Katinka Matson: A new twist on botanical images

– Posted in: Flowers on the Brain

Katinka Matson does not photograph flowers–she scans them. I don’t know how she manages to not flatten them, or how she gets a black background, but they look almost three dimensional, and the colors are exceptionally vibrant. Besides the front page, check out the artist’s bio page (which has an explanation of her technique) and also these prints. Truly amazing. Thanks to Doug Green for the tip.

About the Author

Kathy Purdy is a colchicum evangelist, converting unsuspecting gardeners into colchicophiles. She would be delighted to speak to your group about colchicums or other gardening topics. Kathy’s been writing since 4th grade, gardening since high school, and blogging since 2002.

Now, the digging and dividing of perennials, the general autumn cleanup and the planting of spring bulbs are all an act of faith. One carries on before the altar of delayed gratification, until the ground freezes and you can’t do any more other than refill the bird feeder and gaze through the window, waiting for the snow. . . . Meanwhile, it helps to think of yourself as a pear tree or a tulip. You will blossom spectacularly in the spring, but only after the required period of chilling.

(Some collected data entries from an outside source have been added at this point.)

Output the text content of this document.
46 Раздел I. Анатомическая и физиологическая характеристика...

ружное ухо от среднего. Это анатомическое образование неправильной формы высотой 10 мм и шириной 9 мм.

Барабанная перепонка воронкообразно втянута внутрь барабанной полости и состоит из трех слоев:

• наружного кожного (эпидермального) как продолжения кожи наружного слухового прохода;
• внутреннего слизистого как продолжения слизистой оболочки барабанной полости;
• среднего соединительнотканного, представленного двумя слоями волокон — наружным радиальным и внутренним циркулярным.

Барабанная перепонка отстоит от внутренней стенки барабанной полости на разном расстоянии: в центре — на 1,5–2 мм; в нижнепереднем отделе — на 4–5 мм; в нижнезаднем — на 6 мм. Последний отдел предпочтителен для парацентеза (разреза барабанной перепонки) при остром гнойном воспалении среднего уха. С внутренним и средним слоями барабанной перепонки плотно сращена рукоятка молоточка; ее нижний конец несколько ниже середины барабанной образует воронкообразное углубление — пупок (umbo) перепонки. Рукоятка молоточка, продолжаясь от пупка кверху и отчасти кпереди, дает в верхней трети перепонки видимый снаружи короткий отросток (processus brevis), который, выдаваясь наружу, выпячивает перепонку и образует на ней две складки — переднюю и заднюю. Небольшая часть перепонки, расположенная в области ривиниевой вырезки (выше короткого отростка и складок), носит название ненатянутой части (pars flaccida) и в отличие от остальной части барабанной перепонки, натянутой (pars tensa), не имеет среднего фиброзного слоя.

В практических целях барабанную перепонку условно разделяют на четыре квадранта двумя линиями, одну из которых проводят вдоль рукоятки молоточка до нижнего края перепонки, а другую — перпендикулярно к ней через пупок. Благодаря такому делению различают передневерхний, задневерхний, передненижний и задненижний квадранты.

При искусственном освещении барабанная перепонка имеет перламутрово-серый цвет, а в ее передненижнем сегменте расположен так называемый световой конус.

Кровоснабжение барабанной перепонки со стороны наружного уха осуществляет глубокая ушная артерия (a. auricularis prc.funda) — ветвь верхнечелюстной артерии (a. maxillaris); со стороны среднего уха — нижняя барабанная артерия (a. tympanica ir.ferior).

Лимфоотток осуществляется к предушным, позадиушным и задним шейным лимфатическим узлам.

~Adrian Higgins in The Washington Post, November 6, 2013

Comments on this entry are closed.

Jane April 10, 2007, 9:30 am

They’re beautiful. I’ve been messing around with scanning flowers for a few years, too, sporadically. The first time I ever did it, we were running an article on Japanese anemones in the UGJ but I had no photographs or illustrations to use, and this was well before digital cameras were affordable for the average person. I went outside, cut one down, plopped it on the scanner bed and crossed my fingers. It turned out pretty well. Necessity is the mother of invention.

Kathy Purdy April 6, 2007, 6:48 am

Matson does mention a NYTimes article in the bibliography section of her bio page, but it’s not the same one that Ellis Hollow cites in his blog post.

Carol April 5, 2007, 9:38 pm

These look neats. Let’s all try it!

Tracy April 5, 2007, 6:21 pm

Yes, like Ki and Ellis said, just put it on the platen and scan. Just don’t put the cover down. You can try it without a black cloth and may still get a black background – it depends on the scanner. I’m sure that Matson probably also touches up in Photoshop.

Ellis Hollow April 5, 2007, 6:20 am

There was an article in the NY Times a couple years ago about a woman who used this technique, but I don’t think it was Katinka (unless she’s seriously upgraded her website). This other woman (who I corresponded with for awhile) primarily scanned arrangements that ended up looking like old-fashioned pressed flower arrangements only with the vibrant colors and 3-D effects.

I tried a few then, and have always wanted to go back and do more. You simply arrange the flowers on the platen of a scanner and scan. You can put a black (or some other color) piece of cloth over the scanner or do it at night to get different background effects.

Try it. Fiddle around with it. It’s not as hard as it looks.

Ki April 5, 2007, 6:15 am

The scans are beautiful. I’ve seen other scans of sea shells and they were similarly amazing. I believe you just place the object on the scanning bed, turn out the light and start scanning. I heard someone also lifted the scanner and pointed it towards a brightly lit scene, essentially using the scanner as a camera, and took photos this way. But I haven’t seen any pictures from that method so it may just be another urban legend. Besides you would have to contend with trailing a cord and also I don’t know if the light bar would work in an upright position. Thanks for the link to the scan site.